Outside of the creative spaces, the iGaming industry has created job opportunities such as customer service agents and marketing specialists, who play key roles in creating differentiators in an increasingly competitive space. Overall, this has helped to compensate for some of the job losses that were experienced in the offline gambling sector, as online brands have evolved to claim a larger market share.
Will Aggressive Legislation Prove Counterproductive?
These positive economic contributions are regularly overlooked, with the media often preferring to focus almost exclusively on news stories such as the recent decision by the UKGC to fine William Hill £19.2 million for social responsibility and anti-money laundering failures. It’s this climate that’s partially driving the government’s desire to legislate iGaming in the UK, with ani-gambling lobbyists also highly influential in this respect.
Certainly, the upcoming whitepaper is set to see a number of significant iGaming reforms, including a potential £2 betting cap on online slots and a blanket ban on digital advertising. These measures will have a direct impact on iGaming revenues, although brands could at least minimise impact on profitability by tailoring their payouts accordingly.
As a result, some operators may become less generative, while smaller and independent brands could reduce their operations while cutting jobs. This would have an obvious and adverse economic impact, and while it may initially reduce gambling-related harms in society, it would do little to tackle the underlying reasons why people wager irresponsibly in the first place.
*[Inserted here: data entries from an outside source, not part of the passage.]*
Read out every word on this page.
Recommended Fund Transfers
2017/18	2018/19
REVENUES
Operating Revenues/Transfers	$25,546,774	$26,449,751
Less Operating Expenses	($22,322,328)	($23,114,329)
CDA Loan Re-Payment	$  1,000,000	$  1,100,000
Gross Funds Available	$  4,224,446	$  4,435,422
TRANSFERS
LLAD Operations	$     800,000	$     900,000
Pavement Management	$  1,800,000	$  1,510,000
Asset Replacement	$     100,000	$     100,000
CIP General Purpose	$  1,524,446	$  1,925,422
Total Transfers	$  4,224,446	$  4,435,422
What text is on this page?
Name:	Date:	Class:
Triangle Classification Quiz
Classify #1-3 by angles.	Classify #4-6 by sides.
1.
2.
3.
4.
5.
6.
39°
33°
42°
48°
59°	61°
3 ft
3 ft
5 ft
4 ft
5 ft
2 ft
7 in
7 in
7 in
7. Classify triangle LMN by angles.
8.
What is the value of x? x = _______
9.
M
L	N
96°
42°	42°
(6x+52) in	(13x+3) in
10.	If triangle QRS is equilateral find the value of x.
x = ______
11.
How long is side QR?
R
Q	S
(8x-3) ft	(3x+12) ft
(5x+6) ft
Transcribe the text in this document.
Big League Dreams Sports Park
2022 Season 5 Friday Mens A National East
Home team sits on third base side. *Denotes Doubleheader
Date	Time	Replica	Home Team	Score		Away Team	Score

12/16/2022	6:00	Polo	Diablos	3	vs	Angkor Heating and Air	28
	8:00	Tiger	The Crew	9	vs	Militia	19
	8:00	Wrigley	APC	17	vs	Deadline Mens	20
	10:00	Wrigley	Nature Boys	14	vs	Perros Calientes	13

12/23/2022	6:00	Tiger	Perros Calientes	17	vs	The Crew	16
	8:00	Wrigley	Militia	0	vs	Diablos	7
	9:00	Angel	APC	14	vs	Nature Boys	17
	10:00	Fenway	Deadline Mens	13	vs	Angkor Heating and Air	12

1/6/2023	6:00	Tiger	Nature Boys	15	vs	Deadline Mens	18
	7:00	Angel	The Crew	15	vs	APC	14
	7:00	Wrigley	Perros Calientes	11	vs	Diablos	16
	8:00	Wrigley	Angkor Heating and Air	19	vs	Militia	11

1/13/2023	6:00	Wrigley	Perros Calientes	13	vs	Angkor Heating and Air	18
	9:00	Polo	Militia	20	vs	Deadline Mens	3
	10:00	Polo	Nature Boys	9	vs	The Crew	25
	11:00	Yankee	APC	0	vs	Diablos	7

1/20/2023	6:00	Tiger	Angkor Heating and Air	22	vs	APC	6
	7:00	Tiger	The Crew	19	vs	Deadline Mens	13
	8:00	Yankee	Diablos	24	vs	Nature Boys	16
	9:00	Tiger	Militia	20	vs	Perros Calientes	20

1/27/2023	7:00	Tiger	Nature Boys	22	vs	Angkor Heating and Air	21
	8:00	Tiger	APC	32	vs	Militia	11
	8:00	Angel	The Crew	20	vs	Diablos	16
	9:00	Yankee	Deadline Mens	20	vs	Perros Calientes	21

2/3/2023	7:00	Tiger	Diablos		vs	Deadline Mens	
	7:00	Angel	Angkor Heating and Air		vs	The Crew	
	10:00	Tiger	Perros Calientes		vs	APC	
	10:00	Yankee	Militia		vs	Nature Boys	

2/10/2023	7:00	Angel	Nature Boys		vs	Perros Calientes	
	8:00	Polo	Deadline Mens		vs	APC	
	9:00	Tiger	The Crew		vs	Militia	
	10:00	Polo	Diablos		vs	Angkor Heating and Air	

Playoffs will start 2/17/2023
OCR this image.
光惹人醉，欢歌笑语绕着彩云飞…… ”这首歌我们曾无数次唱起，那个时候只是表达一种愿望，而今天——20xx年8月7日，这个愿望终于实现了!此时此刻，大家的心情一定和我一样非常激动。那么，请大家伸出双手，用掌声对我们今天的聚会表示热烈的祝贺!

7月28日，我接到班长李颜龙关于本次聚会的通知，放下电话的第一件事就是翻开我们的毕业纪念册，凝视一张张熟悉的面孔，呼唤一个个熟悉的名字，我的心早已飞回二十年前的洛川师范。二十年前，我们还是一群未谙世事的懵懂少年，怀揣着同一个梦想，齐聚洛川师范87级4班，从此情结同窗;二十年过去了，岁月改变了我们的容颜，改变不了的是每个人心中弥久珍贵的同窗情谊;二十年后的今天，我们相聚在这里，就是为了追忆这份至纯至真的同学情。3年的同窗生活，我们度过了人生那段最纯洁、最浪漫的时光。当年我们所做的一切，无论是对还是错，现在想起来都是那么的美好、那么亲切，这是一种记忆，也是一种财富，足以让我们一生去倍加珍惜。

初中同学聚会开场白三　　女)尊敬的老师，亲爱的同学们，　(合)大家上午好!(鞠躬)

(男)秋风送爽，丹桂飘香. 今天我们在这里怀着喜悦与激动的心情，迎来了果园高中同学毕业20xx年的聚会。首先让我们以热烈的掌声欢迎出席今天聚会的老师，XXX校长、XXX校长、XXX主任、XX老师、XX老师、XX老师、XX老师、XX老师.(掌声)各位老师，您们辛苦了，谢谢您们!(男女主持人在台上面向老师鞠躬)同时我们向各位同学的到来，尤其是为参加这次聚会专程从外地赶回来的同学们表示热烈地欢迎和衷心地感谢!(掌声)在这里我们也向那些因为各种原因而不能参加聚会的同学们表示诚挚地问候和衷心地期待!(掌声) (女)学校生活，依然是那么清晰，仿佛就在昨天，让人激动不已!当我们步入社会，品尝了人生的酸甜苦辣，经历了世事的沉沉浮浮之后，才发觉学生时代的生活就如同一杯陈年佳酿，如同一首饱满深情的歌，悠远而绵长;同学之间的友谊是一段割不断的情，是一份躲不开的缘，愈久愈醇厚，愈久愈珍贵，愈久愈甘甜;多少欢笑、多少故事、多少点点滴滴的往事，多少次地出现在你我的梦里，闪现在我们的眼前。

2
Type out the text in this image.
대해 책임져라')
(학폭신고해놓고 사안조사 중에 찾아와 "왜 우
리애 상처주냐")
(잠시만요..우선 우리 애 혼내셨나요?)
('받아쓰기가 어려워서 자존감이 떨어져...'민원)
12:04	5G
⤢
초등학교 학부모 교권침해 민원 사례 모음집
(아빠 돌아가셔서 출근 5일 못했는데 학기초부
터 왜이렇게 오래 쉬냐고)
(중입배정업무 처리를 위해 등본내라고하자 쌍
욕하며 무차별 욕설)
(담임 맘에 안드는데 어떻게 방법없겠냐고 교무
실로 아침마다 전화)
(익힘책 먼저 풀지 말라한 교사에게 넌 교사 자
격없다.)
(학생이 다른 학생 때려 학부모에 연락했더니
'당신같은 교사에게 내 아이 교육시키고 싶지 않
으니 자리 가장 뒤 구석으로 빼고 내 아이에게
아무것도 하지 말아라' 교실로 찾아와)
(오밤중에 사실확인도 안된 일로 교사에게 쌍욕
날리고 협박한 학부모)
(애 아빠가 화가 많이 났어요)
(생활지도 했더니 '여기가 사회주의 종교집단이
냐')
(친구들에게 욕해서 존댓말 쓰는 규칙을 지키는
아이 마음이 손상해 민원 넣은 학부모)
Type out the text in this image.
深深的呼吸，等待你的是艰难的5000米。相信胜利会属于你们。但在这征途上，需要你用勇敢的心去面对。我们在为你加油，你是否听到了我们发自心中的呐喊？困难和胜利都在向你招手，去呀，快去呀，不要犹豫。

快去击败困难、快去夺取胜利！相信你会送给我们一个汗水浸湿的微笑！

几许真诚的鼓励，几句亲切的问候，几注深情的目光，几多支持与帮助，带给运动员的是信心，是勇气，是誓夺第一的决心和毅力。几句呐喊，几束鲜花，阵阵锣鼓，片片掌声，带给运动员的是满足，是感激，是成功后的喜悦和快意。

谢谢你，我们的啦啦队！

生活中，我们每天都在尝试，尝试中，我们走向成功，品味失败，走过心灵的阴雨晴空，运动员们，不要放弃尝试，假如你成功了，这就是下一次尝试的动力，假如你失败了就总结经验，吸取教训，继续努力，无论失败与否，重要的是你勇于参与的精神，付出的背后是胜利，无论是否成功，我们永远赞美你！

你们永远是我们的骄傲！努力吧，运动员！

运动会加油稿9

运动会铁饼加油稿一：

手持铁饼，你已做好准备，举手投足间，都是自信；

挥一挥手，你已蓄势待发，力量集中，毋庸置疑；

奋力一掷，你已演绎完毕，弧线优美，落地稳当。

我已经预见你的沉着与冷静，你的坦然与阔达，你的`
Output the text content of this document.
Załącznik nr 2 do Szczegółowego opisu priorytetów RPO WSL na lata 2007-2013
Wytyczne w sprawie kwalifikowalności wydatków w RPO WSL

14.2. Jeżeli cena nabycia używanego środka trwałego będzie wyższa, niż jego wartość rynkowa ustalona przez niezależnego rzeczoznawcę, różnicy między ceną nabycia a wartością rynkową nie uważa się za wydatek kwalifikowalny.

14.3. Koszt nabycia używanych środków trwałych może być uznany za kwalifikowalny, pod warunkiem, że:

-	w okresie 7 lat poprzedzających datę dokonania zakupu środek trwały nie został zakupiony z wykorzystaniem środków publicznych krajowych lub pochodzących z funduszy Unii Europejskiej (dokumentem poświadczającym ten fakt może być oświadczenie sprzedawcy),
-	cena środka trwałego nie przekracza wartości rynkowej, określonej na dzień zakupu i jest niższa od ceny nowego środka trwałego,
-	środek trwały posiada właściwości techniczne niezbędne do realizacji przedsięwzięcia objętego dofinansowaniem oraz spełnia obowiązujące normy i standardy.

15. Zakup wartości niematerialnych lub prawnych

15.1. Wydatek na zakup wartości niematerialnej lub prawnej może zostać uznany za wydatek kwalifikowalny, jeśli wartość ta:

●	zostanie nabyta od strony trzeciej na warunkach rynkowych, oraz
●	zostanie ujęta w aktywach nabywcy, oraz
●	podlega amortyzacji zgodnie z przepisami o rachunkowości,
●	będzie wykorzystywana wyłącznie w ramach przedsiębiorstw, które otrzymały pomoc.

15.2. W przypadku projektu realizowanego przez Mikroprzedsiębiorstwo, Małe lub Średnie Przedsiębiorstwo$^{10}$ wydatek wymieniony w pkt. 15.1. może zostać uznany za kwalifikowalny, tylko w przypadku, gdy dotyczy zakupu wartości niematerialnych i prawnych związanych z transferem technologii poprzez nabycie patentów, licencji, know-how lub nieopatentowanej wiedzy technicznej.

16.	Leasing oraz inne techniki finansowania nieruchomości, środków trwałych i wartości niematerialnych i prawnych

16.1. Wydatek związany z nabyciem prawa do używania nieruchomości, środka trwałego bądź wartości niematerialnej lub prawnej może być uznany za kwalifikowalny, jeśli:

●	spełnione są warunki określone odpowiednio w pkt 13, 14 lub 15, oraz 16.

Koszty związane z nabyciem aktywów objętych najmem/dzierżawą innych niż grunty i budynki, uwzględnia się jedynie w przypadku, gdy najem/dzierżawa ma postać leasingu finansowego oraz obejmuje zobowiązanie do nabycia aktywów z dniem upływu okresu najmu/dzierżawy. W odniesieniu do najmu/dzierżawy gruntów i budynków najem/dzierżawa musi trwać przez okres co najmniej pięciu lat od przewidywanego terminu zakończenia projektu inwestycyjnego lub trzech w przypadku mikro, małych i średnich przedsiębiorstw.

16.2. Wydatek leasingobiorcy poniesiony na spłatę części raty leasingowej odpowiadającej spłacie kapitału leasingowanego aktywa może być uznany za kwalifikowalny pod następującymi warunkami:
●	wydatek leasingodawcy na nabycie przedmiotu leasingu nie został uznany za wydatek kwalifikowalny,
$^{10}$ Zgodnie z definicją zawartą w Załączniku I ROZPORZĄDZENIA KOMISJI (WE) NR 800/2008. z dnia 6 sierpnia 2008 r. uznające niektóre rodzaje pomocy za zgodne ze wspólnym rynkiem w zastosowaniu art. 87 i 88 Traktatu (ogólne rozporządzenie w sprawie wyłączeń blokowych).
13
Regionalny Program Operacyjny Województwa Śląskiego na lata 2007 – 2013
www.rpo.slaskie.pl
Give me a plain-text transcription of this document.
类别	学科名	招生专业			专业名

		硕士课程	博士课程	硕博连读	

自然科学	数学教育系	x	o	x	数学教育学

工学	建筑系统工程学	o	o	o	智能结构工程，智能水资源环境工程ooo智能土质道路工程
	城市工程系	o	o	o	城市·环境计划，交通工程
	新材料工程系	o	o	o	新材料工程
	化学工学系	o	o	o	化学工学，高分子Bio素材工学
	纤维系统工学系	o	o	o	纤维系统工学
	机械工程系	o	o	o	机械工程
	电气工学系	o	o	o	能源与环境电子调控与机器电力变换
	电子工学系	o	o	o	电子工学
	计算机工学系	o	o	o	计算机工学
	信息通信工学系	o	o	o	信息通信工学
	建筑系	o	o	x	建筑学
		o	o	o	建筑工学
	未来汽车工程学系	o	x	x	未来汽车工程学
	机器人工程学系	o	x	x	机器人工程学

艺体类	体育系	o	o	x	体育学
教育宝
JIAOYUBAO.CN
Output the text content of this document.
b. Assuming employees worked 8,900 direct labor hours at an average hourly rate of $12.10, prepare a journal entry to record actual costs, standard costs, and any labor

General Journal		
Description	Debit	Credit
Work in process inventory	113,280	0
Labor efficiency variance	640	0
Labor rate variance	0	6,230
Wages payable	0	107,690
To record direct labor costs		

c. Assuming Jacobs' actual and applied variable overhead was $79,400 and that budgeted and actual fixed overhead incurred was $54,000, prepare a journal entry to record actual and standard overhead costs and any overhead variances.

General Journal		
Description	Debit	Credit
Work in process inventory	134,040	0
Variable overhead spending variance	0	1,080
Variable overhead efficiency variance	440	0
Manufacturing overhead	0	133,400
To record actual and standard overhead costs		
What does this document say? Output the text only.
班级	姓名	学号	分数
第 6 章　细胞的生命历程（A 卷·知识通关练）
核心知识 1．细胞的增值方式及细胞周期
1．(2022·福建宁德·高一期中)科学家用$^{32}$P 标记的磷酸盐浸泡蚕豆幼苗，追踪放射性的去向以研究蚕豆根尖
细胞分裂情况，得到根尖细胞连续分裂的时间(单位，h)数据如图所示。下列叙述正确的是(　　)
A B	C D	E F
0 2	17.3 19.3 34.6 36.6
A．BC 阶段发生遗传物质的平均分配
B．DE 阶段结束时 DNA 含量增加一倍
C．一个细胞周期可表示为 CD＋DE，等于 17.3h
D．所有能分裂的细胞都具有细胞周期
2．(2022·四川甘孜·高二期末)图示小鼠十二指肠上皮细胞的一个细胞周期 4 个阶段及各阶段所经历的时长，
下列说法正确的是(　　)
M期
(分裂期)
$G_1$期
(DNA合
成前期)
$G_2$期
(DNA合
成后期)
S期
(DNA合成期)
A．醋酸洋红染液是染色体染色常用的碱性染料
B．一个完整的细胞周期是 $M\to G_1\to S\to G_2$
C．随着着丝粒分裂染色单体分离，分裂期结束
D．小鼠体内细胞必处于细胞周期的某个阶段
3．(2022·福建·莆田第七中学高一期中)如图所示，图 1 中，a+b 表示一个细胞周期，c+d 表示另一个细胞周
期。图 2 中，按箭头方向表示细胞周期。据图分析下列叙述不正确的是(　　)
However, the whitepaper may also impose a mandatory levy on operators in the UK, which would compel them to contribute a fixed percentage of their profits to problem
gambling charities and initiatives in the UK. Currently, the government enables operators to make voluntary contributions to such causes, but this has been slammed as wholly inadequate by anti-gambling lobbyists.
This seems like a fair, proportionate and responsible measure, especially if the mandatory levy is fixed at a nominal 1%. However, it can be argued that simultaneously and aggressively restricting earnings will impact the subsequent contributions made to gambling charities, and this is an aspect of iGaming reform that may require detailed consideration.
It could certainly prove counterproductive, and while there’s even an ethical argument about selective government intervention in some industries ahead of others, some of the measures proposed don’t make immediate economic sense. So, although it’s inevitable that the UK iGaming space will be heavily restricted in the months’ ahead, we can only hope that this doesn’t come at too great an economic cost.